Applicable Scenarios

  1. Social Media Monitoring: Real-time detection and flagging of vaccine-related conspiracy content
  2. Public Health Communication: Evaluating the effectiveness of vaccine promotion campaigns and public response
  3. Policy Development Support: Providing quantitative analysis of public attitudes for government departments
  4. Research Foundation: Providing benchmark datasets for subsequent conspiracy theory detection and analysis research

References

The paper cites 46 relevant references covering multiple disciplines including conspiracy theory psychology, social media analysis, natural language processing, and public health, reflecting the interdisciplinary nature of the research and the robustness of its theoretical foundation.

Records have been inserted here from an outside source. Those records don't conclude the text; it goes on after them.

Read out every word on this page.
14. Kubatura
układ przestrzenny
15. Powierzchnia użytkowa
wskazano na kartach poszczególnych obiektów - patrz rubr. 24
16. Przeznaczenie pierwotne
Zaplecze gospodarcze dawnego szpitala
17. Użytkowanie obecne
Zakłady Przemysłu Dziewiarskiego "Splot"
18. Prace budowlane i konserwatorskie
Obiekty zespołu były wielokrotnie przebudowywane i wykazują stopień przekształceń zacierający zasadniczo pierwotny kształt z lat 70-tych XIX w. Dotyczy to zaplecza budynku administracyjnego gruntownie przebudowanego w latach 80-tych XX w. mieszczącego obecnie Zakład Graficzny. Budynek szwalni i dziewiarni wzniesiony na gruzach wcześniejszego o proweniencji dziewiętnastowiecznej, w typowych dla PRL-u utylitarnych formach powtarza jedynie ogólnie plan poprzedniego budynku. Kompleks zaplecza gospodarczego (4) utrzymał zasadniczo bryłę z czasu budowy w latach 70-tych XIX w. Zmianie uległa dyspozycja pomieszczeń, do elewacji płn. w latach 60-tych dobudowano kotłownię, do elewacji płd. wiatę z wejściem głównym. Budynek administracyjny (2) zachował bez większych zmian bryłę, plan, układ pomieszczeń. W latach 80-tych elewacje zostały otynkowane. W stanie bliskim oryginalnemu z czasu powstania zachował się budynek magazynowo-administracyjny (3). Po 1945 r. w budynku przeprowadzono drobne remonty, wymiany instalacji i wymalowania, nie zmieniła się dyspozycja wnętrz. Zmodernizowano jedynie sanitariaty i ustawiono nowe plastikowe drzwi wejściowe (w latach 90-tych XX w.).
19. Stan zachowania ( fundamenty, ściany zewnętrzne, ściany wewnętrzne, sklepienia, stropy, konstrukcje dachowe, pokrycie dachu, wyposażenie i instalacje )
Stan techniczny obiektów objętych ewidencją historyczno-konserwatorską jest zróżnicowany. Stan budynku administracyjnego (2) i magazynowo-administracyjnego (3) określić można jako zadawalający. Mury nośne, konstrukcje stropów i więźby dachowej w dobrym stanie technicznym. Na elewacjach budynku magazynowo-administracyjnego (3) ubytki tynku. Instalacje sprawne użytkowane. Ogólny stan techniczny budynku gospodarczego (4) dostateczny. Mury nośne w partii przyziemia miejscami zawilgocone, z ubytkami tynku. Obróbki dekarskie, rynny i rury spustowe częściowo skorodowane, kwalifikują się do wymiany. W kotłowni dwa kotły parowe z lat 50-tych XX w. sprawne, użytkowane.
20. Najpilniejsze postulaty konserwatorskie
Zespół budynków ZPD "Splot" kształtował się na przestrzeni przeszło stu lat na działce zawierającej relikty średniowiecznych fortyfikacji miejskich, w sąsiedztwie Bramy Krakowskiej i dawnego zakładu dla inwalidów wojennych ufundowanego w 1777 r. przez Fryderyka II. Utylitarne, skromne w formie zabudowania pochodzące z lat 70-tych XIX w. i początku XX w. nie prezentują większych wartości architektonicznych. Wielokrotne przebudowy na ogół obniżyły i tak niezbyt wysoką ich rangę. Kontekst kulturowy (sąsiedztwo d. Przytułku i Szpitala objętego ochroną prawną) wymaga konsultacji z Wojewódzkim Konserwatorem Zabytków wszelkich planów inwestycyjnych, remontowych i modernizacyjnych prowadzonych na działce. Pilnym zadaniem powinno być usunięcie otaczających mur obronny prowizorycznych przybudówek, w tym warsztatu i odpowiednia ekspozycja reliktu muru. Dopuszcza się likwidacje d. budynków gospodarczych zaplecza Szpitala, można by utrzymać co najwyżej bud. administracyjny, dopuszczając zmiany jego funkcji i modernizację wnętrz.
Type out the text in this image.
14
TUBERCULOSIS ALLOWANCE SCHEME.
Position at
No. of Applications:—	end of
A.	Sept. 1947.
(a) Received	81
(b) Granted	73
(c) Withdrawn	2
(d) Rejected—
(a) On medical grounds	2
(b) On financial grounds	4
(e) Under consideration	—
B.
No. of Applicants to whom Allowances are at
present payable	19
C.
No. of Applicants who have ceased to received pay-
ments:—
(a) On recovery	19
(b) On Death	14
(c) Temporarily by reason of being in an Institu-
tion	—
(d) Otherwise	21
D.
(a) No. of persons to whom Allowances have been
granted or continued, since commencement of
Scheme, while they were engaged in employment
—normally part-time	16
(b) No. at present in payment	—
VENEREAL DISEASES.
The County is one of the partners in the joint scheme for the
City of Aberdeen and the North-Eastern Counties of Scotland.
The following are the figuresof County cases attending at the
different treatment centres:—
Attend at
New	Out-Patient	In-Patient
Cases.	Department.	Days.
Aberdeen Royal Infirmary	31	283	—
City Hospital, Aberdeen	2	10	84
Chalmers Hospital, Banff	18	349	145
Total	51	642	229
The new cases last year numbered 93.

Overall Assessment: This is an application-oriented research addressing an important social problem. While relatively limited in technical innovation, it possesses significant social value and practical utility. The research methodology is reasonable, the experimental design relatively comprehensive, and the results have certain reference value. Future improvements are needed in data scale, geographic coverage, and technical innovation.